Tabita did just that, her worry swarming around Shironne as she did so. Shironne responded instinctively, using her own arms to try to break the other girl’s hold. One of Tabita’s arms brushed the side of her face, and Shironne knew what she was supposed to do, before Tabita even spoke the words. She stepped one foot across, twisted abruptly so that her back came up against Tabita’s chest, and used the momentum of that move to drag Tabita off her feet.

It didn’t work as intended. Shironne nearly lost her footing due to her socks slipping on the mat. And Tabita managed to get her feet under her again, although she lost her grip on Shironne in the process. No, she must have let me go.

Tabita stepped back, away from Shironne, her worry taking on a different cast. She suppressed it well, but it lurked under the edge of her control. “That was good for a first try,” Tabita said. “The socks are a definite problem.”
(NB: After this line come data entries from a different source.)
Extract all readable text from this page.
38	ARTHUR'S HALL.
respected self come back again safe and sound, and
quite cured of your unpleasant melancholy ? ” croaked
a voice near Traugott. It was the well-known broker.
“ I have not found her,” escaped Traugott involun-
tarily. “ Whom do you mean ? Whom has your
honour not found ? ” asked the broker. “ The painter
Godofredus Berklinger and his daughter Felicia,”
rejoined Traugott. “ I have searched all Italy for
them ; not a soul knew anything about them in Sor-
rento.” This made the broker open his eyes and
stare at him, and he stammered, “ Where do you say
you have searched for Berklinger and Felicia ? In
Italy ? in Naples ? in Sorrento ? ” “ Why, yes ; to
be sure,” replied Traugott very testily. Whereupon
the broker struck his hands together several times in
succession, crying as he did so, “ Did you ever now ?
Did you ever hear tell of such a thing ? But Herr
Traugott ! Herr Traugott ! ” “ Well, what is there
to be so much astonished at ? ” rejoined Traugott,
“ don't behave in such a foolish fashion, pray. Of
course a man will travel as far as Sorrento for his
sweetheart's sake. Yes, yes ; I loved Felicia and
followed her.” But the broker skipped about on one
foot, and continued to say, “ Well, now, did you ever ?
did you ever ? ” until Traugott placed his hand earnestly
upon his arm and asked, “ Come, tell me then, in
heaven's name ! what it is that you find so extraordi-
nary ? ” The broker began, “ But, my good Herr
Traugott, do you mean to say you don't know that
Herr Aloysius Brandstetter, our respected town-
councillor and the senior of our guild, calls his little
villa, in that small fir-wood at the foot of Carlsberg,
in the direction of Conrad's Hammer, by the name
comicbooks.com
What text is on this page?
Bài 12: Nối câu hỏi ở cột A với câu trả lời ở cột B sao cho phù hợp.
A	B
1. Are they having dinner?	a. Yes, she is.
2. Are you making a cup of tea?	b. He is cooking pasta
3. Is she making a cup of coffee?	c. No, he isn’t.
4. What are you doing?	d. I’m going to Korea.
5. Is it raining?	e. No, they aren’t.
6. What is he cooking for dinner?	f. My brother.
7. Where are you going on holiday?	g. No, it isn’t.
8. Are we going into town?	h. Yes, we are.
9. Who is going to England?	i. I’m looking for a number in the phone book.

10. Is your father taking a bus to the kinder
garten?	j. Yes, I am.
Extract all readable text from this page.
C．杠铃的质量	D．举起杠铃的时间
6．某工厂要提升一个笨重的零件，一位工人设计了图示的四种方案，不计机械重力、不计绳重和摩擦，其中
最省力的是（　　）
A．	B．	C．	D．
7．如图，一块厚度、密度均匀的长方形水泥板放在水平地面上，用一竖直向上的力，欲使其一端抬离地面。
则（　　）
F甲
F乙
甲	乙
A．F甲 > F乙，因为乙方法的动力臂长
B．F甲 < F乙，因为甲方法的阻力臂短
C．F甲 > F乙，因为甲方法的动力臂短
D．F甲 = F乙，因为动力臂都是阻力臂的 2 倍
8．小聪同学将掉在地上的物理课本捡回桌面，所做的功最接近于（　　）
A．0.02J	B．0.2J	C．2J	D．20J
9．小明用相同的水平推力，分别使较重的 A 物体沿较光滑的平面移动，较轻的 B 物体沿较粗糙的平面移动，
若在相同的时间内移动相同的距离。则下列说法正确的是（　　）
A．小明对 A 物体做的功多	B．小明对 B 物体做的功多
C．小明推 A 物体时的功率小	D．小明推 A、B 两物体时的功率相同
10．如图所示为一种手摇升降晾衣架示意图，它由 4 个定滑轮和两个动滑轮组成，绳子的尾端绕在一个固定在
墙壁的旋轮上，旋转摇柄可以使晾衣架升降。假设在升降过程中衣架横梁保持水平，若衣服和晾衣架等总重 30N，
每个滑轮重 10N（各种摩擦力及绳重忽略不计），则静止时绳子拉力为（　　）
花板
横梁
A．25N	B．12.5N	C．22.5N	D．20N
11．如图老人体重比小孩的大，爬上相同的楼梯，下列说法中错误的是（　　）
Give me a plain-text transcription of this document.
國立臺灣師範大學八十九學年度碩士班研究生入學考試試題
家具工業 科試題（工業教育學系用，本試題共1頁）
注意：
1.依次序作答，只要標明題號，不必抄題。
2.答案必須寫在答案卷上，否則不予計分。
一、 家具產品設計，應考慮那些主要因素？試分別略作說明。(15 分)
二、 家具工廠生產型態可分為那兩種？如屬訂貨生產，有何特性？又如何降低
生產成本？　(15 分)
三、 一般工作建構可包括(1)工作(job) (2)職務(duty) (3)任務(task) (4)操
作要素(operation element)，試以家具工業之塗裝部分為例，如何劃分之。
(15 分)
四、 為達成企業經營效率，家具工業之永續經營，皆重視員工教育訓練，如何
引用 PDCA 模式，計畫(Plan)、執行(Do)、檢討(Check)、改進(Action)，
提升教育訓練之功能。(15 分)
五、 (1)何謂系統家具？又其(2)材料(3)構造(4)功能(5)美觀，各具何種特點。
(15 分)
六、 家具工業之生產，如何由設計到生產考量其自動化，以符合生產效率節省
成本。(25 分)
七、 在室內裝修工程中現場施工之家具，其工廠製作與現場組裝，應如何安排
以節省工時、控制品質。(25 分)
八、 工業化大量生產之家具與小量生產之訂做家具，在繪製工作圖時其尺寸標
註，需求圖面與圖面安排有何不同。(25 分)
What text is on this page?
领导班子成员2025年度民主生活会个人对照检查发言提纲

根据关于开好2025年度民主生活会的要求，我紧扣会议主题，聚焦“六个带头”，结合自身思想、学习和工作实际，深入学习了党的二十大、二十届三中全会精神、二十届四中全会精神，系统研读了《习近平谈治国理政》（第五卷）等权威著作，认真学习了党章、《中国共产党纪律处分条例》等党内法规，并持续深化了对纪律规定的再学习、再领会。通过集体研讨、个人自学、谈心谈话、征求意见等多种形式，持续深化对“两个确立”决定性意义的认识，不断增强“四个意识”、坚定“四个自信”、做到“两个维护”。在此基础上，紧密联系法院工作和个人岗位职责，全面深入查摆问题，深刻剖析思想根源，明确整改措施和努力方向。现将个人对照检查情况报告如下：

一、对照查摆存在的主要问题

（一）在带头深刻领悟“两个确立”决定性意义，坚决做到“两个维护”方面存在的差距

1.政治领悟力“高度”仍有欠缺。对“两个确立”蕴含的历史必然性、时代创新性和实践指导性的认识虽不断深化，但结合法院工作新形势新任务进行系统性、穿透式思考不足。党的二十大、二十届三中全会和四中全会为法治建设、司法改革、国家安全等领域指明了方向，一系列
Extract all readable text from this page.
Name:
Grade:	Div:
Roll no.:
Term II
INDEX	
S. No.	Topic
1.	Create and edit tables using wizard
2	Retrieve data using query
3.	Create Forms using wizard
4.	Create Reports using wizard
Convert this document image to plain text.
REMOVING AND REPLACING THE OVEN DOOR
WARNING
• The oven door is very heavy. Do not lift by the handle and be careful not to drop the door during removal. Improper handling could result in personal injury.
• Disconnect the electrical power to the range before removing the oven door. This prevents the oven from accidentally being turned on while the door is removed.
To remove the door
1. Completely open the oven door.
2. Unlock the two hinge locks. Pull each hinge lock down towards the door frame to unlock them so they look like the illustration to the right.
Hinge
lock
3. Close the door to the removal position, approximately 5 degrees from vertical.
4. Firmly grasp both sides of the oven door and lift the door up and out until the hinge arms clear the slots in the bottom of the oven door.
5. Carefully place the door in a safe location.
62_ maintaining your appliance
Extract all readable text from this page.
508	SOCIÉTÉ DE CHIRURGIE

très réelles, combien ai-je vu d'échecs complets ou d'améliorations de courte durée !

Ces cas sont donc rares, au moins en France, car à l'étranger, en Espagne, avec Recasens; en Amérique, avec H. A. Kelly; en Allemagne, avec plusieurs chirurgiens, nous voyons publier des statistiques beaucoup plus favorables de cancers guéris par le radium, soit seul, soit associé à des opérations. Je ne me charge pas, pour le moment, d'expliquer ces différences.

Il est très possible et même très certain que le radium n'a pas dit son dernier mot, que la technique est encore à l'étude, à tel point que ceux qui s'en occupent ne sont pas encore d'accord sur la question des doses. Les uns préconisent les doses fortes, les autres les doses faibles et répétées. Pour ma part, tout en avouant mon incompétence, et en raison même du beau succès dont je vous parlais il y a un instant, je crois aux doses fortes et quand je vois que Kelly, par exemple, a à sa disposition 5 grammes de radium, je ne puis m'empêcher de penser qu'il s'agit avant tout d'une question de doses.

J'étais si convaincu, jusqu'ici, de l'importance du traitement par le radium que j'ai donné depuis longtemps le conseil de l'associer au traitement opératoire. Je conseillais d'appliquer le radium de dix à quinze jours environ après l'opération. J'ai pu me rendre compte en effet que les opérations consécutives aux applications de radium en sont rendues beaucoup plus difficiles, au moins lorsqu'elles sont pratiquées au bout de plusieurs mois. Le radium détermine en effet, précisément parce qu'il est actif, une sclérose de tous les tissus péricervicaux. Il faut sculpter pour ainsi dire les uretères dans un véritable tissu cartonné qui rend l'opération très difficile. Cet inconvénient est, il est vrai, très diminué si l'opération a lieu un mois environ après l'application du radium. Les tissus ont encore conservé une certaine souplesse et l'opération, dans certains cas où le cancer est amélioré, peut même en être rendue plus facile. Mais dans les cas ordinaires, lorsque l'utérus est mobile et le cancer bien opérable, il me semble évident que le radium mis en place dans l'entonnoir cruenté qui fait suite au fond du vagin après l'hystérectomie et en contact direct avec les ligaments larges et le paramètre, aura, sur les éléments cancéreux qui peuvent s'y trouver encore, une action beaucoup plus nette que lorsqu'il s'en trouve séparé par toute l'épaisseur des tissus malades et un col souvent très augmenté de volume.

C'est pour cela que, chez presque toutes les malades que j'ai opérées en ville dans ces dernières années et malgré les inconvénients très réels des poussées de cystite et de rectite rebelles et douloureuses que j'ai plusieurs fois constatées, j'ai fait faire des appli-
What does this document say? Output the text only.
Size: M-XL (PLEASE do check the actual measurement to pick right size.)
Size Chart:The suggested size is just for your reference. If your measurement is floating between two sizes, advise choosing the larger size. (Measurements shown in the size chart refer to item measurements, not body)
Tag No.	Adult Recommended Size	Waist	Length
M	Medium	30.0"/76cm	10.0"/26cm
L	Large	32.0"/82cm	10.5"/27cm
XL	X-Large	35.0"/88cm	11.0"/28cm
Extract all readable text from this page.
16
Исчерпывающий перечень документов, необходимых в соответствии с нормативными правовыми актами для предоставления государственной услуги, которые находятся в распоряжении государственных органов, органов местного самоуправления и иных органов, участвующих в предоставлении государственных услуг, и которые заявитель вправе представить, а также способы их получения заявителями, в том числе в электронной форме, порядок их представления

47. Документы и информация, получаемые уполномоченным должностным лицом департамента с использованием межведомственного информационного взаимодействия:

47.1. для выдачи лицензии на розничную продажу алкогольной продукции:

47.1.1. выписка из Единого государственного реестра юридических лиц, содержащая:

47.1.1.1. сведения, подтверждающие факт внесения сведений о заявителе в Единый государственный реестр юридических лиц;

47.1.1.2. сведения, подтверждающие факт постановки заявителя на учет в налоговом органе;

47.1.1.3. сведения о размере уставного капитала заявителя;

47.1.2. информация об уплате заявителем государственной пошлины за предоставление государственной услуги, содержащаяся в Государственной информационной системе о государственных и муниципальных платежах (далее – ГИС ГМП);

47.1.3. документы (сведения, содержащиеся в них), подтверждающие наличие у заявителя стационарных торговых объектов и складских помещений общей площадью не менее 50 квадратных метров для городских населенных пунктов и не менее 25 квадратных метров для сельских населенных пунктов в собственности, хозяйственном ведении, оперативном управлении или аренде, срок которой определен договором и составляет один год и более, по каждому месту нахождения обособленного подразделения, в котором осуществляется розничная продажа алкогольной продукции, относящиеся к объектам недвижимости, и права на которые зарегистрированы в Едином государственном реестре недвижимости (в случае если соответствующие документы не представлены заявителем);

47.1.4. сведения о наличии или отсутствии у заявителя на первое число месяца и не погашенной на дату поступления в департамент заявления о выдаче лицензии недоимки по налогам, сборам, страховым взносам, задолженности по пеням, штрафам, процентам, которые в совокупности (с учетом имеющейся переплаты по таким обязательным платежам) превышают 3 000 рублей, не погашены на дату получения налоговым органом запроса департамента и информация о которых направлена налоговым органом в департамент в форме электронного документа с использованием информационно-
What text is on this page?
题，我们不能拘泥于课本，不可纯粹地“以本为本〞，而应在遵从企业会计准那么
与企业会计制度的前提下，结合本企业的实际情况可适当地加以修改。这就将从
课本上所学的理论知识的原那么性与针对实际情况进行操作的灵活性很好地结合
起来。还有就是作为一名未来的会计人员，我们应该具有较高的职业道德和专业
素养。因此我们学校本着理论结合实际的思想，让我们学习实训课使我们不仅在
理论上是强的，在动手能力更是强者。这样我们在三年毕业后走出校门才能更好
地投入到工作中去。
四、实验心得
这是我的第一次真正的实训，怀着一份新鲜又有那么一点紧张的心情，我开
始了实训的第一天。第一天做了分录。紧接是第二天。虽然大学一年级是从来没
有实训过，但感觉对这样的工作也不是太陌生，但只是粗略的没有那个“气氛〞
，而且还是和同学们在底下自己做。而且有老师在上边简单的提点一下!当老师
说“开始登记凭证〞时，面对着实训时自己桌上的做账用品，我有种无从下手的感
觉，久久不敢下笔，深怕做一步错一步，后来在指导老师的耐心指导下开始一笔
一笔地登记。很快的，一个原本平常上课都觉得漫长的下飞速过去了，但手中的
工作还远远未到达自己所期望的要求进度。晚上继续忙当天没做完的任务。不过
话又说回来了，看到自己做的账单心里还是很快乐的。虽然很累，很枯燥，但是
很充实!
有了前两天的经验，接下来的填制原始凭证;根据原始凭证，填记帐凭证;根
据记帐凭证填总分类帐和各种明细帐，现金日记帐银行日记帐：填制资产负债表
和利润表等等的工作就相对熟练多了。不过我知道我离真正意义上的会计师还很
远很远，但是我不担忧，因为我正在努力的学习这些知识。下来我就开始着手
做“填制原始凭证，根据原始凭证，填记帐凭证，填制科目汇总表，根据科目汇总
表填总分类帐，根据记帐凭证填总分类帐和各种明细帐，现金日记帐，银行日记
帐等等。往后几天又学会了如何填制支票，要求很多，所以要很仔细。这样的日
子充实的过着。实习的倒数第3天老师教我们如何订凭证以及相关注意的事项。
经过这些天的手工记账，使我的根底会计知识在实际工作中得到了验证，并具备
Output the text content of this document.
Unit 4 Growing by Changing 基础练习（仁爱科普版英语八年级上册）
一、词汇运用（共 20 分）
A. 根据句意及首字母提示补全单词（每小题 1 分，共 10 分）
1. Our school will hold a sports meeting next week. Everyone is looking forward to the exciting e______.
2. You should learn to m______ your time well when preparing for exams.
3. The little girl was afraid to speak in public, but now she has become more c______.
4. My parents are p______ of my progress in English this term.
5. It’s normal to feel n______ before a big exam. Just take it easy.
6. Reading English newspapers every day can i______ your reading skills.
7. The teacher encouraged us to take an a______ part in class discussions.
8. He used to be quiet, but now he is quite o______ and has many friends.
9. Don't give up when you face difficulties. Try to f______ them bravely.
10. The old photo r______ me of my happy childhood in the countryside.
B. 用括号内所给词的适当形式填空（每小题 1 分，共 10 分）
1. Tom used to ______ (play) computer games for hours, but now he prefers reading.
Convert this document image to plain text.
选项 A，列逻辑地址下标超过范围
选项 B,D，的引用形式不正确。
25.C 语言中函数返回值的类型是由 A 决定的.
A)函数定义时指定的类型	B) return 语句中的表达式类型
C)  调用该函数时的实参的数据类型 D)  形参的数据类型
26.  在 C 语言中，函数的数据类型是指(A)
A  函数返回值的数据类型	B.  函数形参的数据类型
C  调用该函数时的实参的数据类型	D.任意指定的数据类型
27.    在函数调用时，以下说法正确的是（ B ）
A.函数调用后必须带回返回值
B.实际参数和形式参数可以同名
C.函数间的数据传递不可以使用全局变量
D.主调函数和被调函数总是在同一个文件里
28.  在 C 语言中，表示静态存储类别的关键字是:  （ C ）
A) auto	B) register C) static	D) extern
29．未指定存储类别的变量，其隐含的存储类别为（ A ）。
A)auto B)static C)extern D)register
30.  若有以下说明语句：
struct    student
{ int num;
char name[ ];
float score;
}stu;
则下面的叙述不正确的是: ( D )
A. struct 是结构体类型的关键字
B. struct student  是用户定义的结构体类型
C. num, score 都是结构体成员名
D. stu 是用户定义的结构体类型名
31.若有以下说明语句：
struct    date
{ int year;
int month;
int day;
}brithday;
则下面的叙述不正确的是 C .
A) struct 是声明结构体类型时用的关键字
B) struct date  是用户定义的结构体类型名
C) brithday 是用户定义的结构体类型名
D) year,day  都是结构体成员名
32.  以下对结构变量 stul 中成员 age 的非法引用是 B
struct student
Shironne pressed her lips together. She could feel Eli’s annoyance, no longer with Gabriel’s joking, but with her. I should have let Tabita explain aloud before trying it myself.

“Not bad,” Gabriel said in the same loud voice he’d used to tease Eli. “Just like I told you.”

Shironne turned her head in his direction. That last bit had been directed at her. She’d stolen the idea from Tabita’s head, and Tabita suspected that, but Gabriel was offering her a way to explain away her mistake. Or to set Tabita at ease.

“Thank you,” she said in his direction. It was good to know he was willing to help cover for her slips.

“We’ll go talk to the quartermasters again and see if they can make some special shoes for the mats,” Tabita said in a milder tone, worry submerged under efficiency. “After your other assignment today. Infirmary, right after breakfast.”

Finally, something Shironne thought she could do.